"Tiap tahun kok begini. Repot amat". Demikianlah saya membatin tadi siang saat menemukan di grup pertemanan ada yang mengirimkan tautan dan video soal ucapan natal yang katanya haram.
Untungnya tak terlalu banyak teman yang terpancing untuk "mendiskusikannya" sehingga grup tetap adem. Mungkin karena sebagian teman juga memiliki suara batin yang serupa dengan saya. Tak berguna membuka tautan dan video itu, apalagi ikut menyebarkannya ke grup sebelah. Saya pun menghapus kiriman itu agar tak merusak tampilan kolom chat.
Bagi saya mengucapkan atau tidak mengucapkan selamat natal bukan sesuatu yang istimewa. Artinya, mereka yang meyakini bahwa mengucapkan selamat natal ialah haram, bisa dipahami. Sebab memang ada argumennya.
Di sisi lain mereka yang menganggap menyampaikan ucapan selamat natal tak dilarang agama juga bisa diterima dan ada pula dasarnya. Itu bukan toleransi yang kebablasan.
Sudah begitu saja. Maka urusan menjadi beres. Kalau kata Gus Dur, "gitu aja kok repot".

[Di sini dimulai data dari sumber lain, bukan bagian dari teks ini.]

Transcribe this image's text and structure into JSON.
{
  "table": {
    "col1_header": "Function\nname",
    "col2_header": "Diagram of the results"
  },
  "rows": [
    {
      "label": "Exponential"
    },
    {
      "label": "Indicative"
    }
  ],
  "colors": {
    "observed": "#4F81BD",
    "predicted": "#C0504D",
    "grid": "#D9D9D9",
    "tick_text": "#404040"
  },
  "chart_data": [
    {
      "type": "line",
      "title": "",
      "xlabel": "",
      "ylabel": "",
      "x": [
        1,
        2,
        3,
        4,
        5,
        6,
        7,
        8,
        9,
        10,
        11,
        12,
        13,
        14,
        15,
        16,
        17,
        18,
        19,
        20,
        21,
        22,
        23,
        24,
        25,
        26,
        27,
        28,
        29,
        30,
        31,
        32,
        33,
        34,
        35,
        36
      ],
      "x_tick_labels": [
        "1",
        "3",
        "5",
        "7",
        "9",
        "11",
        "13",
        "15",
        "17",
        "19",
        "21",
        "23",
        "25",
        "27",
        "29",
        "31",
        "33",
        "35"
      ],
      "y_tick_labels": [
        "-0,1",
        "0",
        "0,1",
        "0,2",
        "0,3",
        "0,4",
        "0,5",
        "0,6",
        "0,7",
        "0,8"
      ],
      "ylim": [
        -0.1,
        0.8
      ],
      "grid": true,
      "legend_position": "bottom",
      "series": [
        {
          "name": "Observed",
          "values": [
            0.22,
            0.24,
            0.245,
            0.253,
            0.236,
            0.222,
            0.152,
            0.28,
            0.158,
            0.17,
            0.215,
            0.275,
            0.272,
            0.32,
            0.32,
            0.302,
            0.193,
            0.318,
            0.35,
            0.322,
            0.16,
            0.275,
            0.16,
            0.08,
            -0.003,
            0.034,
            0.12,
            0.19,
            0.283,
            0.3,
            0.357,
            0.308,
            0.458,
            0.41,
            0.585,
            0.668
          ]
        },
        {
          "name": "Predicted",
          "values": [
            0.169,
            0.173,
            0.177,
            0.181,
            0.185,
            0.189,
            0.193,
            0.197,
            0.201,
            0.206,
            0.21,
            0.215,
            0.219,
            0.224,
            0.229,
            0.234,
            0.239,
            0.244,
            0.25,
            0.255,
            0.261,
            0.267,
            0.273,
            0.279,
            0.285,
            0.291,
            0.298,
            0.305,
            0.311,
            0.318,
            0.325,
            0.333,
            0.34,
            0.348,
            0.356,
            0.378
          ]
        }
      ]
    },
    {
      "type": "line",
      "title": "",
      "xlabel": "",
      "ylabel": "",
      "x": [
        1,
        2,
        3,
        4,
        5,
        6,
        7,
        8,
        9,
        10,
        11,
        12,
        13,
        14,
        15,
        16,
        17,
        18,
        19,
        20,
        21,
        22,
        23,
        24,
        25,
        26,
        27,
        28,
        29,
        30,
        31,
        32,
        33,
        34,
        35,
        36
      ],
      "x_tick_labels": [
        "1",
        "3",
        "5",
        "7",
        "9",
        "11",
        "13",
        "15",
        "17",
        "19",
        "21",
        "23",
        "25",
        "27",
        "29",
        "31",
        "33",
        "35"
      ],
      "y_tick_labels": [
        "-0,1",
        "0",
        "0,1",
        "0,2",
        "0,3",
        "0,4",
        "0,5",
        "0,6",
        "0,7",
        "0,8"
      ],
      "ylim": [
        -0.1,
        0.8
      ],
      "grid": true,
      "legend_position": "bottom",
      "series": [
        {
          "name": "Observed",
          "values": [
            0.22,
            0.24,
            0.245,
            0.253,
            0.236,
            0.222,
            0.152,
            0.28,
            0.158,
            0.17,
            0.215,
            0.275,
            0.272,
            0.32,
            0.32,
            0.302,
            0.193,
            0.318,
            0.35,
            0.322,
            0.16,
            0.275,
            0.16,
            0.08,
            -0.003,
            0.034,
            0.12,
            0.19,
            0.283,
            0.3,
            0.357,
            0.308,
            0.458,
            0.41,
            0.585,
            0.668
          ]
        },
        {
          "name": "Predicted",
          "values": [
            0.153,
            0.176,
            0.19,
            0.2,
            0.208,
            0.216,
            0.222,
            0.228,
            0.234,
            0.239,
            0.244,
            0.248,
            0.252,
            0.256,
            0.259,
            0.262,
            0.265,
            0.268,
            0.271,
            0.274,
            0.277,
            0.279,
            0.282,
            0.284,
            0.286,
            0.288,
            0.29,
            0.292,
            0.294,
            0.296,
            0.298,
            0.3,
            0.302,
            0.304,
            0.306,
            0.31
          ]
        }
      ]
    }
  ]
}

Akan tetapi kenyataannya setiap tahun tak bisa beres. Malah terkesan repot.
Perihal ucapan selamat natal, topi santa, atau atribut Natal lainnya dijadikan polemik. Setiap tahun pembahasan tentang hal itu direproduksi ulang.
Pada sebagian kecil komunitas masyarakat, orang-orang sibuk membahasnya. Di grup pertemanan hingga keluarga ada saja yang setiap jelang Natal selalu repot-repot menjadi juru dakwah. Membagikan video dari ustaz A, mengirimkan tautan pendapat ulama B, mengirimkan foto disertai kutipan pendapat dari tokoh C. Katanya sih sekadar meneruskan dari grup sebelah.
Sementara di sejumlah kajian pertanyaan itu terus dimunculkan seolah-olah ada keresahan yang sangat dalam dari sang penanya. Lalu sang ustaz membahas penjang lebar sampai semua merasa puas.
Pernah suatu kali seorang teman berkata kalau kajian tentang ucapan selamat natal hanya untuk kalangan sendiri. Batin saya tersenyum dan ingin rasanya merespon dengan untaian kata: "bukan untuk kalangan sendiri namanya kalau ada di youtube, lalu disebar di media sosial, diteruskan ke grup-grup".
Menurut saya sebagian orang terlalu repot dan kepo terhadap keyakinan orang lain. Saking keponya lalu menelisik sampai ke hal-hal yang tak pantas kita nilai. Sangat absurd kalau ada orang yang berani menilai bahkan menghakimi keyakinan tertentu dengan standar keyakinannya sendiri.